In those poorer neighborhoods, there is a much higher burden of violent incidents, according to research. For example, in 2015 in Philadelphia, per 10,000 residents, there were 130 violent incidents in the neighborhoods with the least poverty compared to 400 in the highest poverty neighborhoods.
And it appears that alcohol outlets make things worse. Even after taking poverty out of the equation, the team found more violent incidents where there were more alcohol outlets.
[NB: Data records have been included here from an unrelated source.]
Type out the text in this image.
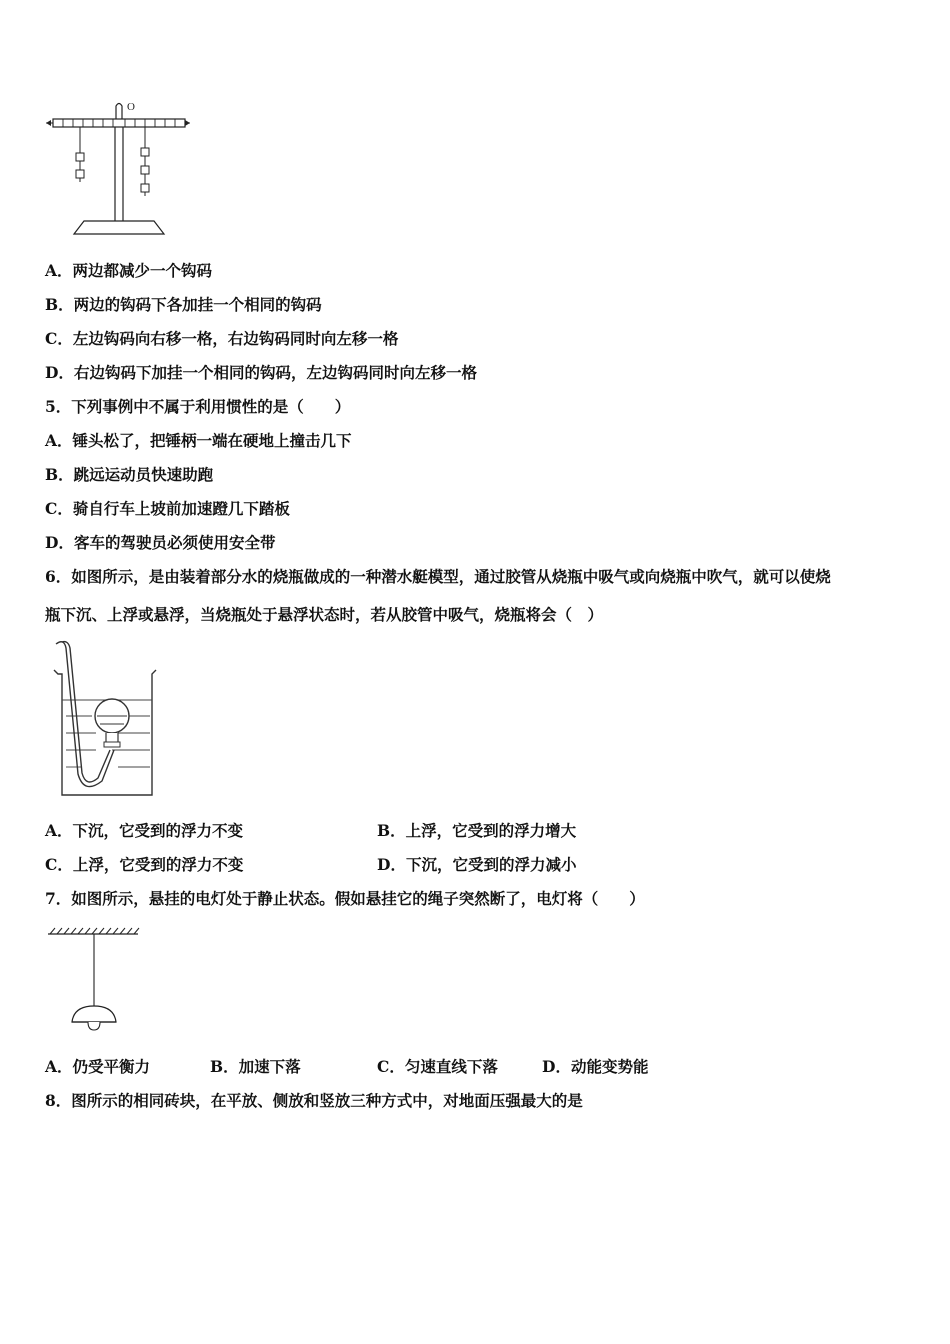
O
A．两边都减少一个钩码
B．两边的钩码下各加挂一个相同的钩码
C．左边钩码向右移一格，右边钩码同时向左移一格
D．右边钩码下加挂一个相同的钩码，左边钩码同时向左移一格
5．下列事例中不属于利用惯性的是（　　）
A．锤头松了，把锤柄一端在硬地上撞击几下
B．跳远运动员快速助跑
C．骑自行车上坡前加速蹬几下踏板
D．客车的驾驶员必须使用安全带
6．如图所示，是由装着部分水的烧瓶做成的一种潜水艇模型，通过胶管从烧瓶中吸气或向烧瓶中吹气，就可以使烧
瓶下沉、上浮或悬浮，当烧瓶处于悬浮状态时，若从胶管中吸气，烧瓶将会（　）
A．下沉，它受到的浮力不变	B．上浮，它受到的浮力增大
C．上浮，它受到的浮力不变	D．下沉，它受到的浮力减小
7．如图所示，悬挂的电灯处于静止状态。假如悬挂它的绳子突然断了，电灯将（　　）
A．仍受平衡力	B．加速下落	C．匀速直线下落	D．动能变势能
8．图所示的相同砖块，在平放、侧放和竖放三种方式中，对地面压强最大的是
This was observed even in Philadelphia’s most advantaged neighborhoods. In advantaged neighborhoods (less than 7 percent of their population living below the federal poverty line) violent incidents per 10,000 population averaged 111 in areas with the fewest alcohol outlets, but that number increased to 168 in spots with at least six outlets per square mile (51 percent higher).
“Quite a lot of research has documented higher densities of off-premise alcohol outlets in neighborhoods that are disadvantaged and have higher concentrations of non-white residents,” Auchincloss said. “Poor households face numerous challenges to their health and wellbeing. More alcohol outlets in their area is an added stressor.”
“Alcohol is a drug that increases the risk of injuries of all sorts, including violent injuries,” said Thomas Farley, Philadelphia’s health commissioner. “This study should make us concerned about the effect of widening the availability of alcohol on violence in Philadelphia neighborhoods.”
The data in this descriptive report mesh with what has been found in other cities. Loni Philip Tabb, PhD, assistant professor in the Dornsife School of Public Health, recently published a study that looked into violence rates in Seattle after Washington state completely privatized its liquor sales. Using statistical modeling, she found a significant increase in violent assaults in that city for every new establishment selling alcohol.
As such, privatizing alcohol sales — which leads to the expansion of liquor outlets — has been viewed as a negative for public health. Auchincloss believes that the more convenient alcohol becomes to access in Philadelphia, the more unintended consequences will emerge, affecting poorer communities the most.
“While many people want convenient access to alcohol, our descriptive report combined with other scientific research points to serious public health consequences with making alcohol more convenient,” Auchincloss concluded.